Water rate conflict underscores importance of voting
And that's something those who reside within the city limits of Cottonwood never have been able to figure out.
For example, as recently as May when voters approved the Cottonwood General Plan, only 7 percent of the city's 4,082 registered voters showed up to decide the issue.
Granted, ours is a nation in which the minority typically decides our most crucial issues at the ballot box. But seldom do you see such puny numbers of people voting as you do in good old Cottonwood USA.
Unfortunately, the city has failed to take a cue from the other municipalities around the Verde Valley who have converted to all-mail balloting. Those communities such as Clarkdale and Camp Verde can boast voter-turnout numbers that would rival those of any other community in the United States. At the opposite extreme, Cottonwood can cite statistics that would rank it among the nation's leaders in voter apathy.

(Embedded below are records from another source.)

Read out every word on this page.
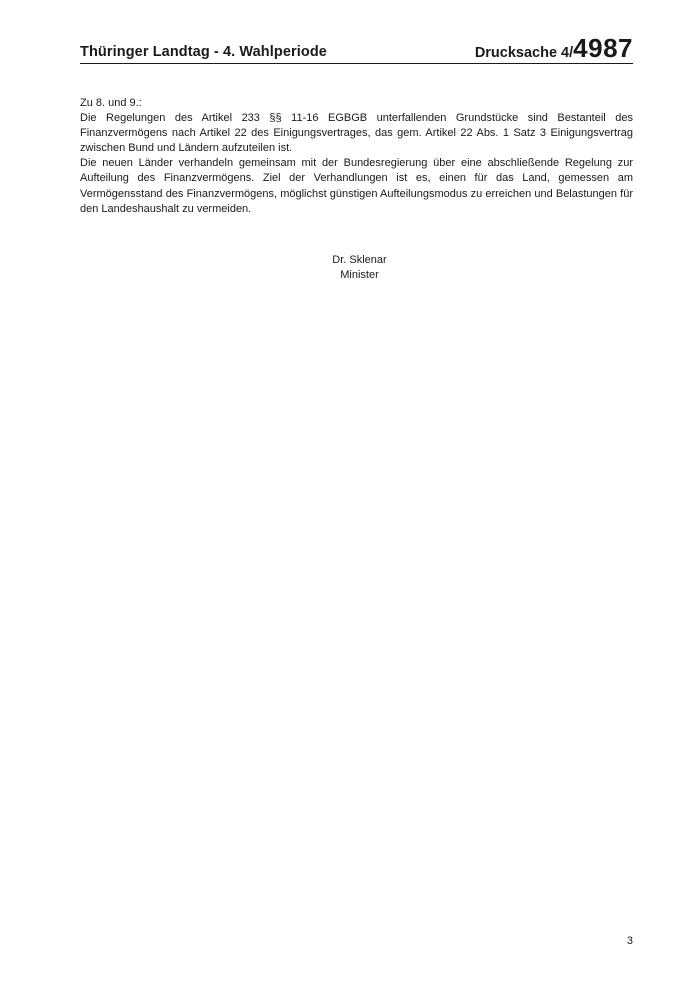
Thüringer Landtag - 4. Wahlperiode	Drucksache 4/4987

Zu 8. und 9.:

Die Regelungen des Artikel 233 §§ 11-16 EGBGB unterfallenden Grundstücke sind Bestanteil des Finanzvermögens nach Artikel 22 des Einigungsvertrages, das gem. Artikel 22 Abs. 1 Satz 3 Einigungsvertrag zwischen Bund und Ländern aufzuteilen ist.

Die neuen Länder verhandeln gemeinsam mit der Bundesregierung über eine abschließende Regelung zur Aufteilung des Finanzvermögens. Ziel der Verhandlungen ist es, einen für das Land, gemessen am Vermögensstand des Finanzvermögens, möglichst günstigen Aufteilungsmodus zu erreichen und Belastungen für den Landeshaushalt zu vermeiden.

Dr. Sklenar
Minister
3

Because of that, today we find ourselves in a situation in which the city council claims it was given a mandate by city voters to go into the water utility business. Let's clarify that. The city council was given a "mandate" by 634 voters in March 2001. That election, by the way, included the ballot question to remove the city's sales tax on food, and the city saw one of its higher voter turnouts in many years, and even that was sad. Only 23 percent of the city's registered voters cast ballots in that election. The number of voters who cast ballots in favor of the city becoming a water utility represented only about 16 percent of Cottonwood's total registered voters.
As for the unhappiness from those folks in Verde Village who are now water customers of the City of Cottonwood and didn't even get a chance to vote on it, there are two schools of thought on that issue.
The first is that you have every right to be mad. There is something suspect about this deal when you consider the city still has not found a way to acquire Cottonwood Water Works. The city's municipal water company has more non-city customers than it has customers who reside within the city limits.
But the flip side of the coin is that Cottonwood/Verde Village is one community. The Village long ago should have annexed into the city limits. There's a ton of hypocrisy from Verde Villagers who use the city's library, parks and recreation facilities and who put all kinds of wear and tear on city streets to complain about paying city water rates. You want to complain, then annex into the city limits and do your complaining where it counts — at the ballot box. Think about it, as apathetic as Cottonwood voters are, it would not be hard at all for Verde Villagers to dominate and control the city council.
Likewise, there are two distinctive sides to the coin on this water rate issue. Folks, if you don't like what's going on, you had your chance to kill this deal three years ago and you did not vote. But the flip side is this. The Cottonwood City Council needs to think long and hard about what a mandate really is. Don't tell us you have a mandate to do anything from the voters when the voters don't vote.